May 8th, 2013 7:13 AM

The Washington Post and reporter Dan Zak returned to bowing before the radical-left  “Prophets of Oak Ridge” as their trial began Tuesday. The protesters broke into a nuclear-weapons production facility last July and hammered a wall and vandalized it with human blood. The headline at the top of Wednesday’s Style section was “Protest and protocol vie in anti-nuclear activists’ Tenn. trial.”

Zak began by putting the leftists on the side of “morality and conscience” and the national-security apparatus on the side of “protocol and budgets.” That’s funny, we could have put our nation’s defenders on the side of “morality and conscience,” and these radicals on the side of “vandalism and political exhibitionism” (or just “breaking and entering”):

From 9 a.m. to 5:45 p.m. Tuesday, morality and conscience did quiet battle with protocol and budgets in Courtroom 1A of U.S. District Court, to which dozens of supporters marched that morning through downtown Knoxville, led by two Buddhist monks chanting a Japanese prayer for peace.
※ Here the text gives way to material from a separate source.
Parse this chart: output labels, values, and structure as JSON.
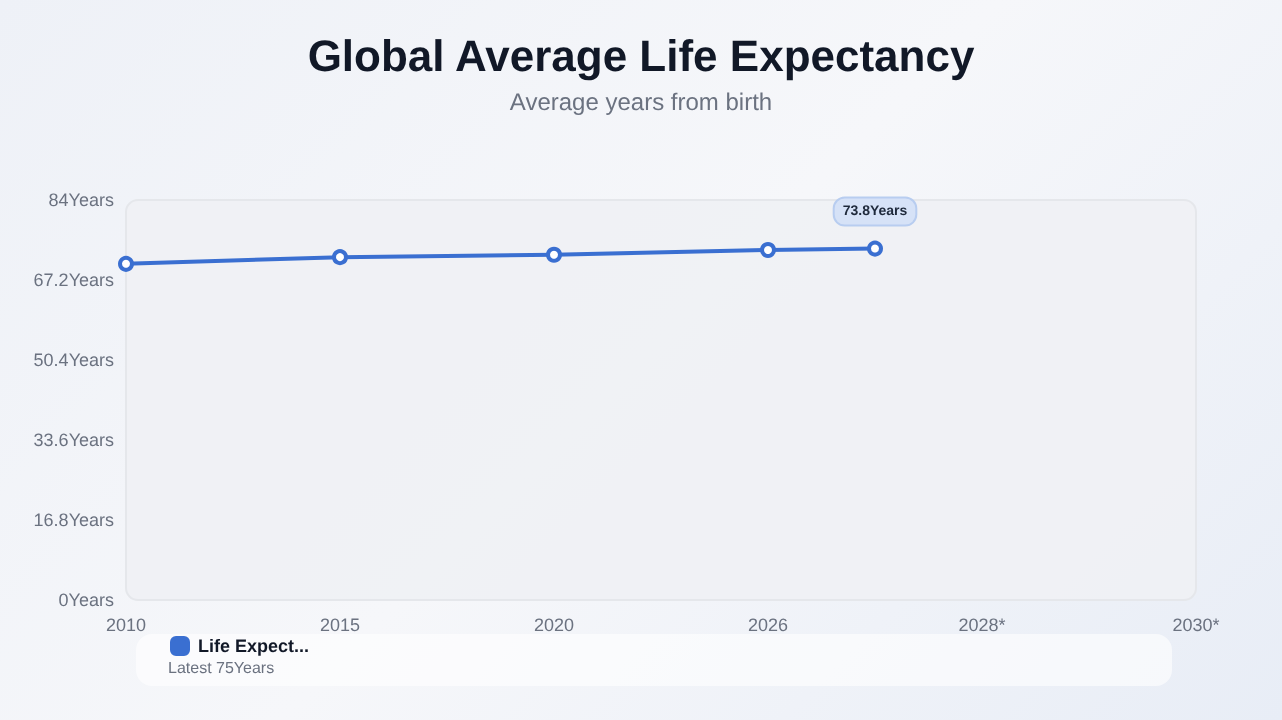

As usual, mere "dozens" of left-wing protesters are newsworthy, and they are not described as ideologically liberal or leftist. Inside the section on page C-9, the headline was similar: “Debate over morality vs. security plays out in Tenn. trial.” This implies the national-security position is amoral or immoral.

The government’s position was represented in the story, but as cold and clinical (“protocols and budgets”).  The “peace activist” side was again highlighted. The pull quote in large text came from one of the protesters’ attorneys, Christopher Irwin: “They had white roses, Bibles . . . no dynamite, no machine guns . . . none of the tools you’d anticipate someone having to hinder the national defense.”

Property-destroying vandalism is cast as "nonviolent." I wonder if Dan Zak would feel that way if someone hammered and poured blood on the walls of his house. The Post laid out the protesters’ ideological self-defense:

We believe the work at Y-12 contributes to false security,” [Greg] Boertje-Obed, who is representing himself, said in his opening statement. “Nuclear weapons are an illusion of security. . . . Our message, our mission, is we need to transform the U.S. role in the world.”

Boertje-Obed told the jurors that they are “the conscience of the community” and ended his statement by quoting the Book of Hebrews: “If today you hear God’s voice, harden not your hearts.”

Once again, Zak placed God on the side of the hippies with hammers, and not with people who build a deterrent that has kept America free and the world free of nuclear war.

Last week, Zak and the Post unloaded 10,000 words and seven pages of content (complete with paintings) in honor of this pacifist break-in.